Custom configurations of standard components

This problem was solved through measures such as the use of ISpac isolators which act as a "safety barrier" between the electronic signals on the control system side and the intrinsically safe (Ex i) signals on the sensor side, galvanically separating these from each other. All of the electrolyser's power cables and control lines run together into terminal boxes. This specific project uses almost 100 Ex e terminal boxes from Series 8150, which are made from stainless steel and are extremely robust. Designed with IP 66 degree of protection, the dust-tight enclosures even withstand powerful jets of water. The silicone seal used in the enclosure cover is suitable for extreme temperature ranges.

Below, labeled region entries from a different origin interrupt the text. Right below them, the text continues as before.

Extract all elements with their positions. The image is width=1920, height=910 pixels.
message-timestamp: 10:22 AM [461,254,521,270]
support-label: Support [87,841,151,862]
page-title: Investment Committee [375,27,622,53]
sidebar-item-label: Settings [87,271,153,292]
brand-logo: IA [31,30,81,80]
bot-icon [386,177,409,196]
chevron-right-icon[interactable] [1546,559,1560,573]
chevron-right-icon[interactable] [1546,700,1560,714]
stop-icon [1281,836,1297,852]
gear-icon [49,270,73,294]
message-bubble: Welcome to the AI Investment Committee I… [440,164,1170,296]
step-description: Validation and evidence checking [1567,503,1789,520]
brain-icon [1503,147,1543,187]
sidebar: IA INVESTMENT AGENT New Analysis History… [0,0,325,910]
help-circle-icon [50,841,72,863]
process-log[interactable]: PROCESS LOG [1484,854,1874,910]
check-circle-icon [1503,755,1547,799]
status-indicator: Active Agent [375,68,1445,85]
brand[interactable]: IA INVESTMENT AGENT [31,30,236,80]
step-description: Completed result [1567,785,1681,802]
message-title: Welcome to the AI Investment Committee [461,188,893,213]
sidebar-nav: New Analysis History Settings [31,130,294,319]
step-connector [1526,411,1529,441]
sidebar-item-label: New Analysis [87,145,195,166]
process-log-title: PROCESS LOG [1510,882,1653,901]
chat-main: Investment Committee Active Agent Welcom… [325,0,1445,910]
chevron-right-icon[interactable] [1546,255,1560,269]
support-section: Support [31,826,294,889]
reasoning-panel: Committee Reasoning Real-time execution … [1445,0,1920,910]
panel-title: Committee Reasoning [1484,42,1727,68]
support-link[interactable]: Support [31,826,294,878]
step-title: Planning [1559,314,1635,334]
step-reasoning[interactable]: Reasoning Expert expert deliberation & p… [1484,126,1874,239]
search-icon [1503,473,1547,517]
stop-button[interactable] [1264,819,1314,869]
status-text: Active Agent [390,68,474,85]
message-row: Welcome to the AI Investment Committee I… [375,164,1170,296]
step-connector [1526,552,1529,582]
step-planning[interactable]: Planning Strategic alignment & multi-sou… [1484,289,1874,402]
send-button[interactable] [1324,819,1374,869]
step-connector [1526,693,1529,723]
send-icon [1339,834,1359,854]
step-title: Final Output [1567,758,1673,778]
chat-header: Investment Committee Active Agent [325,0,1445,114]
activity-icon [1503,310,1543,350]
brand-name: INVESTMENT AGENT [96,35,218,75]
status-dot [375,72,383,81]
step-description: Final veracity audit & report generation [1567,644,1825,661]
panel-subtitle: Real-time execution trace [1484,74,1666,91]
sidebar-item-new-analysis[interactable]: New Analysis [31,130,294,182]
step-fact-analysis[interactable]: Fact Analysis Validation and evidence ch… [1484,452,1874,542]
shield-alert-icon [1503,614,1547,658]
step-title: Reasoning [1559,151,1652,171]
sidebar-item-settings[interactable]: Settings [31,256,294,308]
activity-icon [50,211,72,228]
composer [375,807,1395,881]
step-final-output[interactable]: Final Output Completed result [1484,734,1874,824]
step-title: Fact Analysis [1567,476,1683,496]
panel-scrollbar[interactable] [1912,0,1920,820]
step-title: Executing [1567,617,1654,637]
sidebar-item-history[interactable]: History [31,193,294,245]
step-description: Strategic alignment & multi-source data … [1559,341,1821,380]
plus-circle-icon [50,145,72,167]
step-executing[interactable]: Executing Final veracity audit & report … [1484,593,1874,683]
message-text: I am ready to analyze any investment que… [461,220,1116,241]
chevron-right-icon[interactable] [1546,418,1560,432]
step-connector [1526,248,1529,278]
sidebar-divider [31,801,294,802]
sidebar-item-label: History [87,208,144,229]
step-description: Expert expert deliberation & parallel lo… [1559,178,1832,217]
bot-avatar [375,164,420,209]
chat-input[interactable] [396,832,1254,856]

The fact that R. STAHL can supply additional materials for use in hazardous areas, alongside these core components – including remote I/O devices, uninterruptible power supply (UPS) and lighting equipment – was also a factor for the customer when choosing a partner for explosion protected equipment.  Since electrolysis projects also depend on the ability to deliver and the delivery speed, the creation of customised solutions using standard components is important.  Furthermore it was important for the customer that R. STAHL had the ability to make these customized solutions standardized and this has allowed them to create part numbers on their system to order when they need them. Otherwise, the solution would have to be certified for use in hazardous areas, which is a time-consuming, costly and complex process. R. STAHL boasts a wide range of devices and solutions which are also certified for use in hydrogen applications, meaning that there are no barriers to further developing customised solutions for future hydrogen electrolyser designs.